Lent is a time of spiritual reflection and growth, which often requires breaking away from the physical world and retreating to an interior peace. For the forty days of Lent Catholics fasted and abstained from meat; we purged ourselves of earthly attachments; we did away with simple pleasures in life and caused ourselves to suffer in union with Christ. Catholics not only embrace suffering as it is thrown our way by chance or circumstance - we actively seek it out. We set aside a special time every year in which we go above and beyond the burdens that life hands us, and add crosses of our own making to carry on our journey…
Those crazy Catholics. Are they not allowed to simply enjoy life?
But then again…Aren’t Catholics the ones who drink alcohol and gamble? Don’t their church’s host bingo tournaments and serve beer at street festivals? And Catholics certainly know how to host a wedding reception; Catholics are no strangers to a good party. And then there is the wine (with real alcohol!) that is used at Mass. And look at all of those statues and paintings, stained glass and ornate architecture, the candles and the incense – Catholics do seem to enjoy, and make use of, their physical surroundings. We seem to embrace the physical world. Why, some of those paintings and sculptures are even nude!
Those crazy Catholics. Perhaps they enjoy life a bit too much…
It would be easy to assume that Lenten Catholics and Easter Catholics are somewhat contradictory. On the surface, the two faces of Catholicism as described above certainly appear to contradict: Are Catholics self-loathing masochists, who wallow in their own suffering while rejecting worldly pleasures? Or are Catholics over-indulgent lovers of the material world, who put too much emphasis on the physical? These are of course exaggerations… but we might ask more fairly: Are Catholics a Lenten people or an Easter people?
Make no mistake, Catholics do get accused of both extremes depending on who you ask. So to correctly understand these two competing impressions of Catholic behavior we must view them in light of Christ and His Incarnation together with His suffering, death and Resurrection.
First the Incarnation: The Son of God became flesh, and in so doing He took upon Himself His own creation in bodily form. He became a man and lived in the physical world. Catholics have always viewed this reality as a sign of God’s love for the material world which He made. Indeed, the act of creation itself was an act of Love.
God loves His creation so much that He is willing to enter into it. And He participated in His creation most fully as the man Jesus. Jesus gave us physical signs of God’s love by working miracles: restoring sight to the blind so that they could see the physical beauty of the world, making the lame walk so that they could walk and run and play and live life to the fullest, and changing water into wine at a wedding feast. Catholics learned their joy of life from Jesus (who also knew how to throw a good wedding reception).

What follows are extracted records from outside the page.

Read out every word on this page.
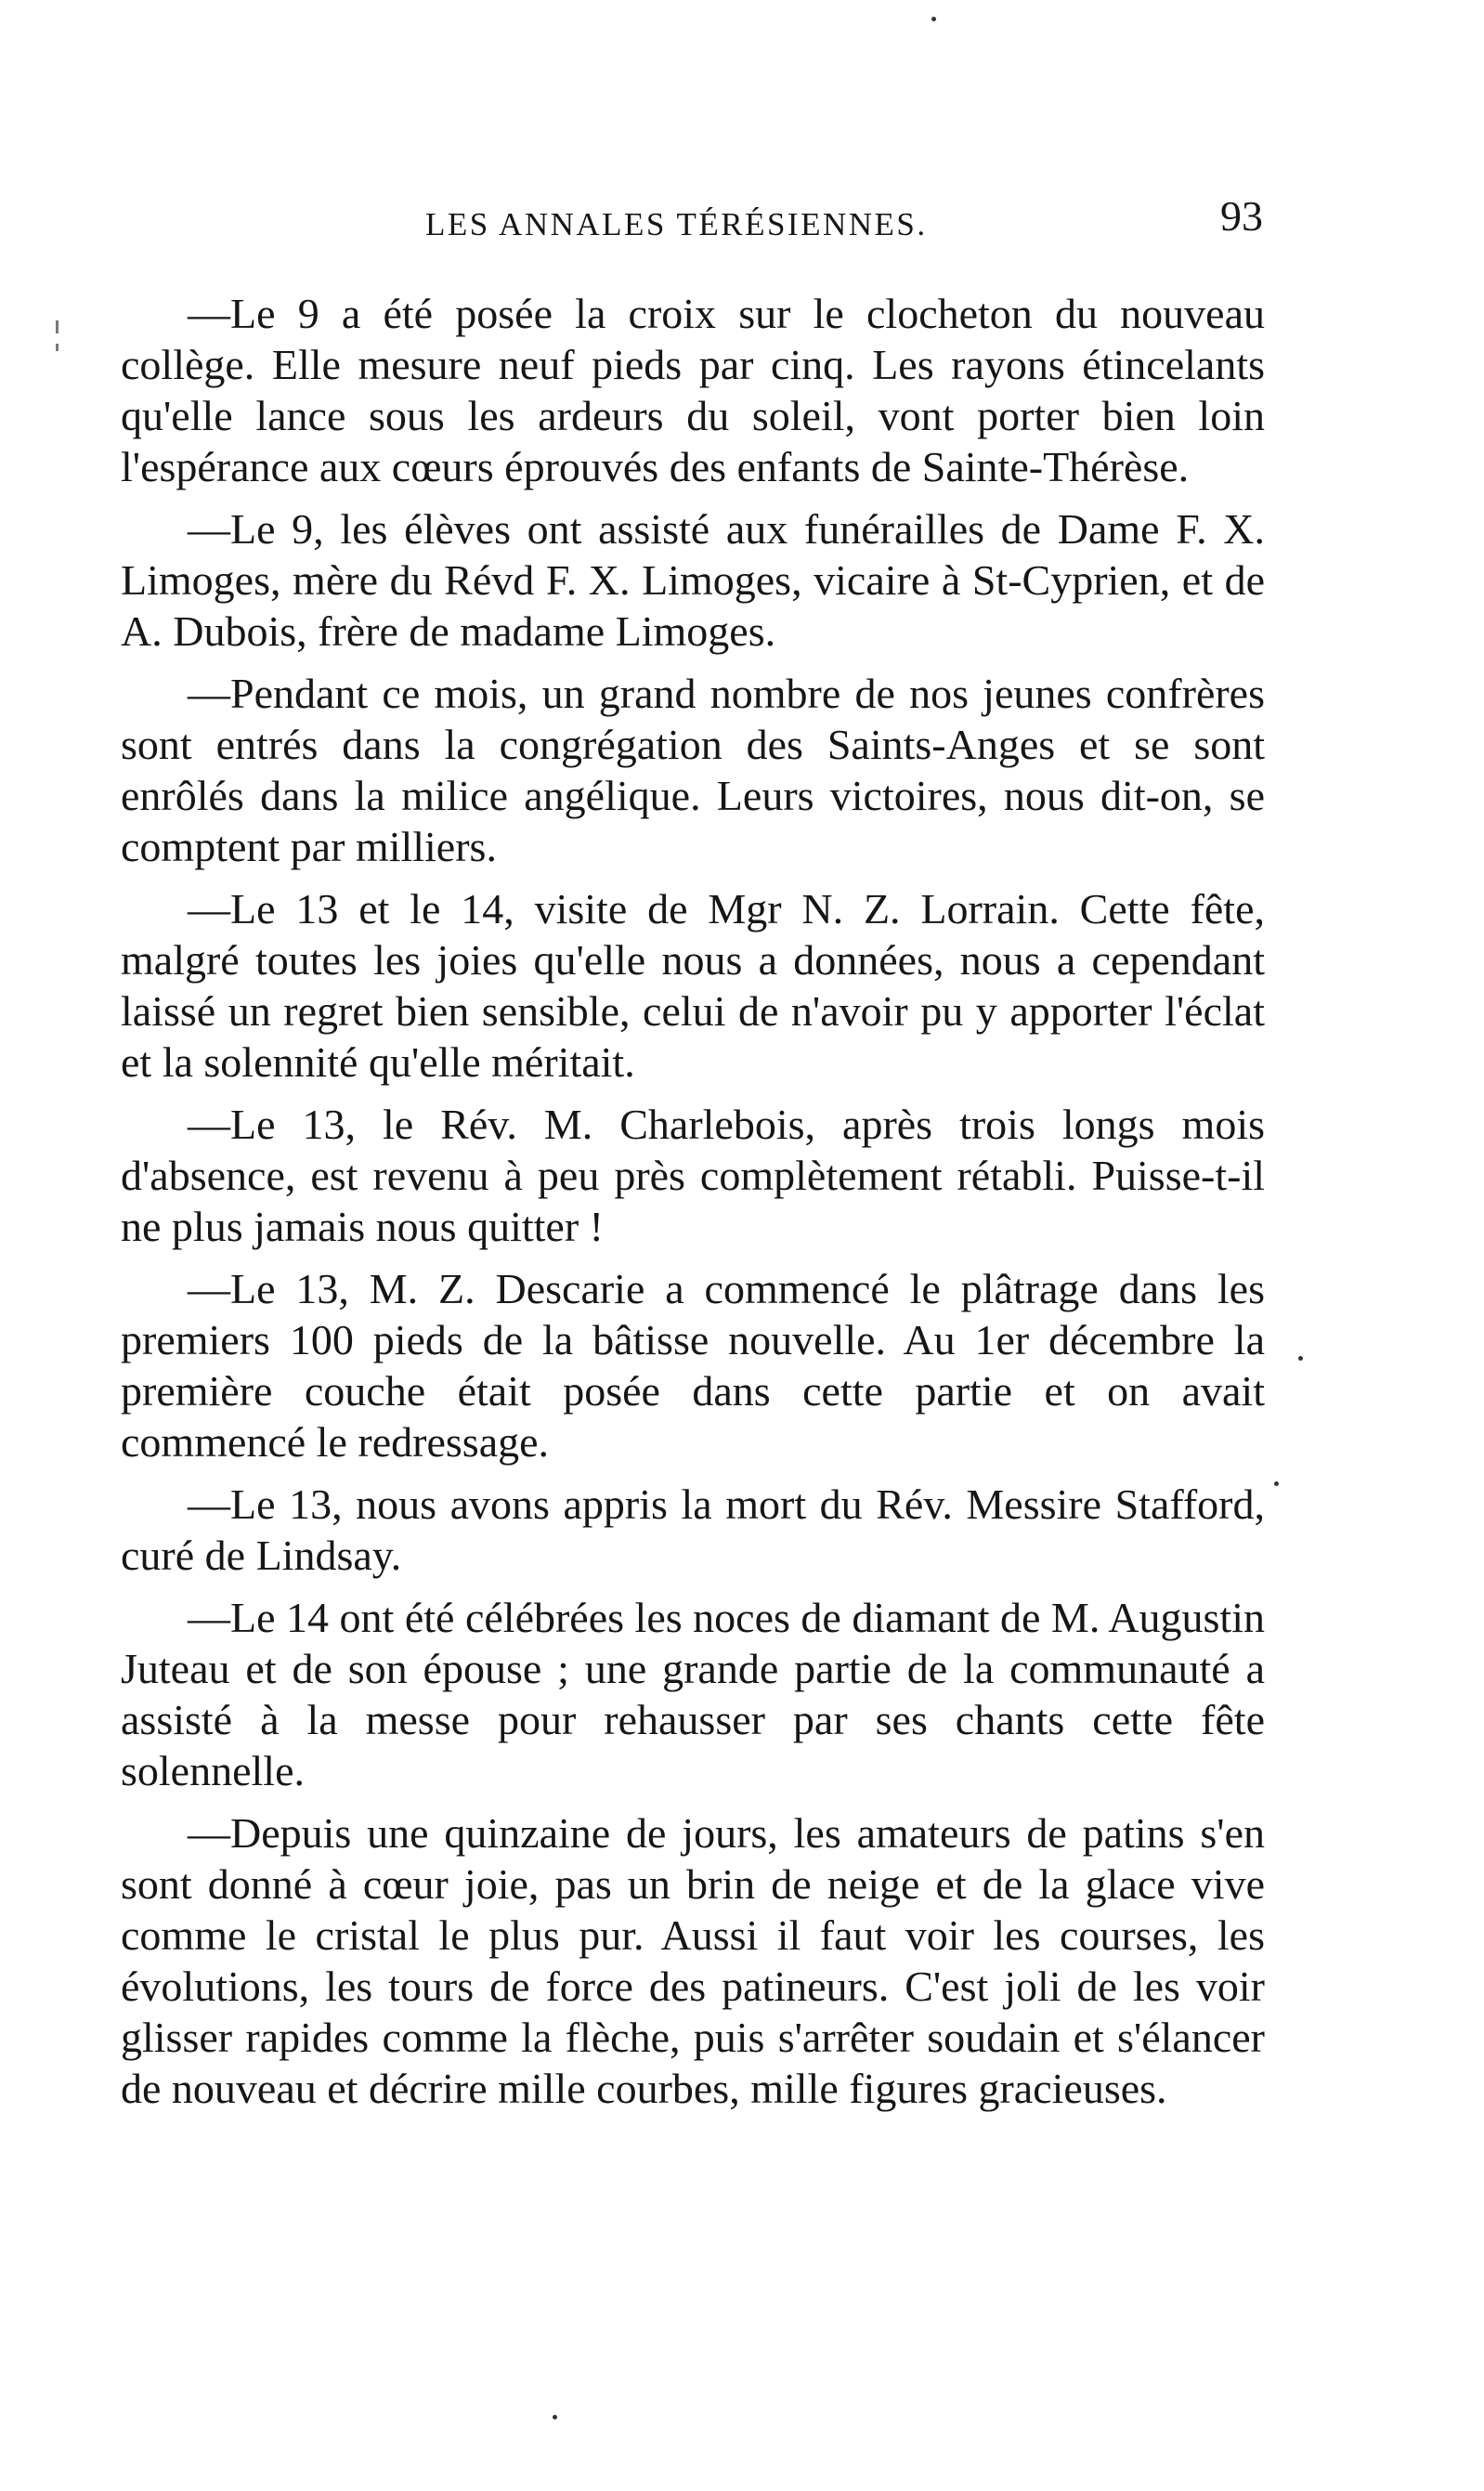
LES ANNALES TÉRÉSIENNES.	93

—Le 9 a été posée la croix sur le clocheton du nouveau collège. Elle mesure neuf pieds par cinq. Les rayons étincelants qu'elle lance sous les ardeurs du soleil, vont porter bien loin l'espérance aux cœurs éprouvés des enfants de Sainte-Thérèse.

—Le 9, les élèves ont assisté aux funérailles de Dame F. X. Limoges, mère du Révd F. X. Limoges, vicaire à St-Cyprien, et de A. Dubois, frère de madame Limoges.

—Pendant ce mois, un grand nombre de nos jeunes confrères sont entrés dans la congrégation des Saints-Anges et se sont enrôlés dans la milice angélique. Leurs victoires, nous dit-on, se comptent par milliers.

—Le 13 et le 14, visite de Mgr N. Z. Lorrain. Cette fête, malgré toutes les joies qu'elle nous a données, nous a cependant laissé un regret bien sensible, celui de n'avoir pu y apporter l'éclat et la solennité qu'elle méritait.

—Le 13, le Rév. M. Charlebois, après trois longs mois d'absence, est revenu à peu près complètement rétabli. Puisse-t-il ne plus jamais nous quitter !

—Le 13, M. Z. Descarie a commencé le plâtrage dans les premiers 100 pieds de la bâtisse nouvelle. Au 1er décembre la première couche était posée dans cette partie et on avait commencé le redressage.

—Le 13, nous avons appris la mort du Rév. Messire Stafford, curé de Lindsay.

—Le 14 ont été célébrées les noces de diamant de M. Augustin Juteau et de son épouse ; une grande partie de la communauté a assisté à la messe pour rehausser par ses chants cette fête solennelle.

—Depuis une quinzaine de jours, les amateurs de patins s'en sont donné à cœur joie, pas un brin de neige et de la glace vive comme le cristal le plus pur. Aussi il faut voir les courses, les évolutions, les tours de force des patineurs. C'est joli de les voir glisser rapides comme la flèche, puis s'arrêter soudain et s'élancer de nouveau et décrire mille courbes, mille figures gracieuses.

But then there is His Passion and death: Jesus was rejected by the world which He loved so much. He was despised and made to suffer. He was cut off from those He loved and subjected to an excruciating death. He told us that we too will be hated and rejected by the world and made to carry our own crosses. We may not face the save gruesome death (though many have indeed been martyred) but death will certainly come for us, and we will be cut off from the physical world. We must be prepared to give it all up as He freely gave up His life for us.
So the God who gave us wine to drink at our wedding feasts and eyes to see the beauty of the created world also promises us that these things are passing joys. Do not store up earthly treasures, but rather store up treasures in heaven. Jesus wants us to enjoy life, but also be willing to give it all up in an instant when He calls for us.
Catholic behavior may seem like a contradiction to those who do not understand, but Jesus also seemed like a contradiction to the people of His time – a man who also claimed to be God; a prophet who preached against sin and yet ate with sinners; the King of kings and who was nailed to a cross instead of seated on a throne. He came into the world, but was not of the world. He loved the world, but freely gave up His life.
The Resurrection merges these two contradictions together and gives us a deeper understanding to both sides. The Incarnation and the life of Jesus certainly show us God’s love of creation. And Jesus’ Passion and death show us the depth of suffering and separation from the physical world we must endure. Then finally, the Resurrection teaches us that our enjoyment of physical creation here and now will be restored, or rather fulfilled and made complete, after it has been perfected. When we are raised up body and soul as a new creation, then we will know the full joy of what it means to be created beings.
God loves His creation and wants us to love it too. But He warns us to not become too attached to what is around us, not because it is evil to enjoy life, but because it is not yet perfected.
Having completed our observance of Lent and now celebrating the joy of the Easter Season, many Catholics are returning to some of their favorite worldly things, like eating chocolate or drinking coffee or enjoying some other decadent treat which they had given up during the penitential time leading up to the Resurrection. As we fall back into our old luxuries, we must always be keenly aware that our joy is not complete, not fulfilled. It is fleeting. Just as the wine eventually was drank to the last drop at Cana, we can enjoy what God gives to us, but must be ready to lay it aside at the proper time.
But while there is wine to be had and we celebrate the bridegroom’s triumph over death this Easter, there is nothing wrong with enjoying the fruits of His creation.